MABA — Pemerintah Kabupaten Halmahera Timur memastikan setiap langkah penanganan banjir di Kecamatan Maba Tengah akan didasarkan pada data dan fakta di lapangan. Bupati Ubaid Yakub menegaskan hal itu saat memimpin rapat koordinasi bersama tim observasi dan verifikasi yang dibentuk khusus untuk menangani banjir di Desa Maratana Jaya dan Desa Dorolamo.
“Hari ini kita berkumpul untuk mencari solusi yang konkret berdasarkan data hasil observasi dan investigasi yang telah dilakukan tim di lapangan,” ujar Bupati Ubaid Yakub dalam rapat yang digelar di Maba, beberapa waktu lalu.
Lima Temuan Utama di Lapangan
Ketua Tim Observasi dan Verifikasi, Tarudin, S.Hut., memaparkan hasil investigasi yang mengungkap beberapa faktor penyebab banjir di dua desa tersebut. Temuan ini menjadi dasar bagi pemkab untuk menyusun kebijakan yang tepat sasaran dan terukur.
- Curah hujan tinggi: Intensitas hujan yang ekstrem di wilayah Maba Tengah menjadi pemicu utama.
- Kondisi cekungan: Letak geografis Desa Maratana Jaya dan Desa Dorolamo berada di kawasan cekungan yang rentan genangan.
- Drainase tersumbat: Kapasitas tampung kanal, drainase, dan saluran air menurun drastis sehingga tidak mampu mengalirkan air.
- Longsoran di sungai: Tiga titik longsoran ditemukan di sekitar aliran Sungai Ake Marimba yang menghambat laju air.

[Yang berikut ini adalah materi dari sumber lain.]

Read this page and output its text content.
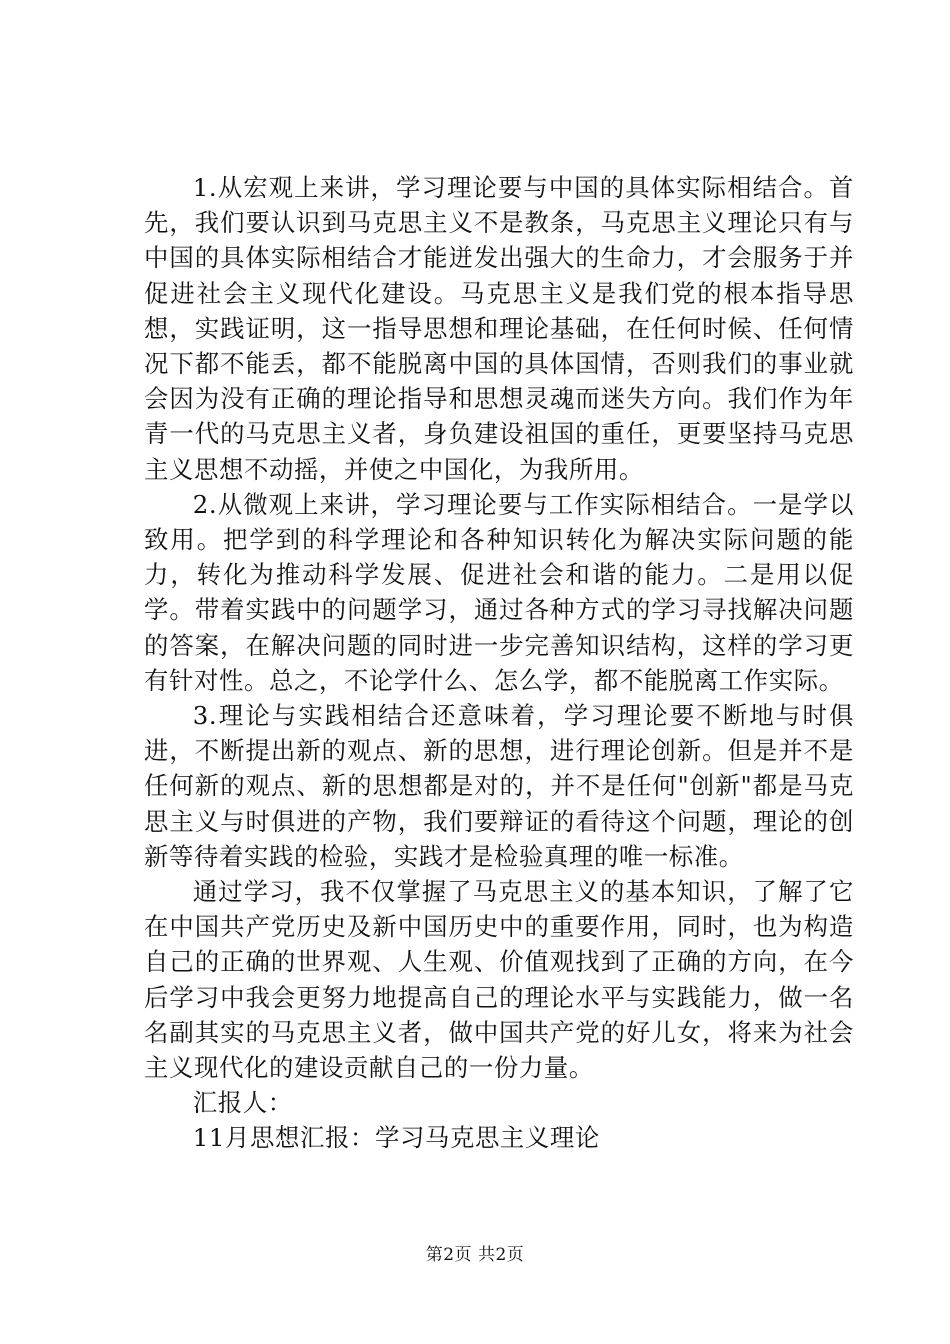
1.从宏观上来讲，学习理论要与中国的具体实际相结合。首先，我们要认识到马克思主义不是教条，马克思主义理论只有与中国的具体实际相结合才能迸发出强大的生命力，才会服务于并促进社会主义现代化建设。马克思主义是我们党的根本指导思想，实践证明，这一指导思想和理论基础，在任何时候、任何情况下都不能丢，都不能脱离中国的具体国情，否则我们的事业就会因为没有正确的理论指导和思想灵魂而迷失方向。我们作为年青一代的马克思主义者，身负建设祖国的重任，更要坚持马克思主义思想不动摇，并使之中国化，为我所用。

2.从微观上来讲，学习理论要与工作实际相结合。一是学以致用。把学到的科学理论和各种知识转化为解决实际问题的能力，转化为推动科学发展、促进社会和谐的能力。二是用以促学。带着实践中的问题学习，通过各种方式的学习寻找解决问题的答案，在解决问题的同时进一步完善知识结构，这样的学习更有针对性。总之，不论学什么、怎么学，都不能脱离工作实际。

3.理论与实践相结合还意味着，学习理论要不断地与时俱进，不断提出新的观点、新的思想，进行理论创新。但是并不是任何新的观点、新的思想都是对的，并不是任何"创新"都是马克思主义与时俱进的产物，我们要辩证的看待这个问题，理论的创新等待着实践的检验，实践才是检验真理的唯一标准。

通过学习，我不仅掌握了马克思主义的基本知识，了解了它在中国共产党历史及新中国历史中的重要作用，同时，也为构造自己的正确的世界观、人生观、价值观找到了正确的方向，在今后学习中我会更努力地提高自己的理论水平与实践能力，做一名名副其实的马克思主义者，做中国共产党的好儿女，将来为社会主义现代化的建设贡献自己的一份力量。

汇报人：

11月思想汇报：学习马克思主义理论

第2页 共2页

- Aktivitas perusahaan: Pembukaan kawasan hutan dan kegiatan produksi kayu oleh pihak perusahaan turut memperparah risiko banjir.

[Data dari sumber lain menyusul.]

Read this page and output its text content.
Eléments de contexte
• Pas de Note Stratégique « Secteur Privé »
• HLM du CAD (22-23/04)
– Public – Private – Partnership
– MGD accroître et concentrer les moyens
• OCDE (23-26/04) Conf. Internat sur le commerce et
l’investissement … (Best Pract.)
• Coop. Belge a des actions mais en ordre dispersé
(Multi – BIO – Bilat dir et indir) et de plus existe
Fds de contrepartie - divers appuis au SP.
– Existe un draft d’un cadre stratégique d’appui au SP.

Tim Lintas OPD dan Keterlibatan Perusahaan
Tim observasi yang dibentuk melalui Keputusan Bupati Nomor 188.45/362/55/2026 ini merupakan gabungan dari Dinas Perumahan dan Kawasan Permukiman (Perkim), Dinas Pekerjaan Umum dan Penataan Ruang (PUPR), Inspektorat Daerah, BP4D, serta Badan Penanggulangan Bencana Daerah (BPBD). Selain memeriksa infrastruktur, tim juga melakukan pengecekan teknis terhadap aktivitas perusahaan yang beroperasi di Maba Tengah.

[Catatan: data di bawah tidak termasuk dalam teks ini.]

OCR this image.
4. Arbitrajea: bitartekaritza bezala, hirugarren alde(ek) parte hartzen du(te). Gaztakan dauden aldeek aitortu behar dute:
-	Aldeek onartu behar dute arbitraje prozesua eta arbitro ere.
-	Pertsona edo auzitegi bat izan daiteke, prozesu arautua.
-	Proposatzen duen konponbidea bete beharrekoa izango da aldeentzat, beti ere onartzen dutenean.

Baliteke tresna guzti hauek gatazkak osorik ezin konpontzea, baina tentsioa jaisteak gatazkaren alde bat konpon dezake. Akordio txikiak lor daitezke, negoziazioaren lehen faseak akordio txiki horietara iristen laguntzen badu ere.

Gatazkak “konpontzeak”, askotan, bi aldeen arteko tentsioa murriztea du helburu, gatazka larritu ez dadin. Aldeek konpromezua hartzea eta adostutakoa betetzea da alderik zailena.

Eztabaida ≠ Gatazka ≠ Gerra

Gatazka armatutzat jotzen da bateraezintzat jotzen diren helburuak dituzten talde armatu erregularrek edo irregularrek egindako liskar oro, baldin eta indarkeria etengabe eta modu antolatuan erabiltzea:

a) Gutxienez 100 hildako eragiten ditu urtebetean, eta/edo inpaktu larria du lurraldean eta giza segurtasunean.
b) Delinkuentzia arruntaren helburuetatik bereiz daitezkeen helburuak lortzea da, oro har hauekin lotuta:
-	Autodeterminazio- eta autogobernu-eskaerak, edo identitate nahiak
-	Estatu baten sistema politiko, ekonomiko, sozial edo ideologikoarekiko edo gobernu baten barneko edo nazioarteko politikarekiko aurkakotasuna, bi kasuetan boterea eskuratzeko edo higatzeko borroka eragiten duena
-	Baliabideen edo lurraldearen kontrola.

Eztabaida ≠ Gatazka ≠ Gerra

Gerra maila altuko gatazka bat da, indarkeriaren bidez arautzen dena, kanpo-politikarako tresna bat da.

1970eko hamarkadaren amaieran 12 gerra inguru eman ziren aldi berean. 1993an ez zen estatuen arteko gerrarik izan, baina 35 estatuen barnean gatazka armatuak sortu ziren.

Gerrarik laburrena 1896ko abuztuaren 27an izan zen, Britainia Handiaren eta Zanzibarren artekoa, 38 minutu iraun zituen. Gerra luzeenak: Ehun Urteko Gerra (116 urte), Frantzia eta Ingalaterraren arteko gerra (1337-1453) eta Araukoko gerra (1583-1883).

Bupati Ubaid Yakub menekankan bahwa penyelesaian banjir harus dilakukan secara komprehensif dan lintas sektor. Pemerintah daerah akan mengevaluasi aspek teknis infrastruktur, tata kelola lingkungan, serta aktivitas perusahaan di sekitar wilayah terdampak. “Kita ingin persoalan dilihat secara lebih komprehensif, sehingga upaya penanganan dapat dilakukan secara terukur dan berdasarkan fakta yang dapat dipertanggungjawabkan,” tegasnya.
Target Jangka Pendek dan Panjang
Rapat koordinasi yang dihadiri oleh Direktur PT Kirana Cakrawala, Direktur Utama BUMD Halmahera Timur, Camat Maba Tengah, serta kepala desa setempat ini diharapkan mampu melahirkan keputusan konkret. Bupati menginginkan solusi yang tidak hanya bersifat jangka pendek, tetapi juga berorientasi pada penyelesaian jangka panjang agar masyarakat merasa aman dan nyaman.
Pemerintah Kabupaten Halmahera Timur kini tengah menyusun langkah-langkah penanganan yang lebih terstruktur berdasarkan hasil investigasi tim. Sinergi antara pemerintah, perusahaan, dan masyarakat menjadi kunci utama untuk mengatasi persoalan banjir yang sudah berulang kali melanda kawasan Maba Tengah.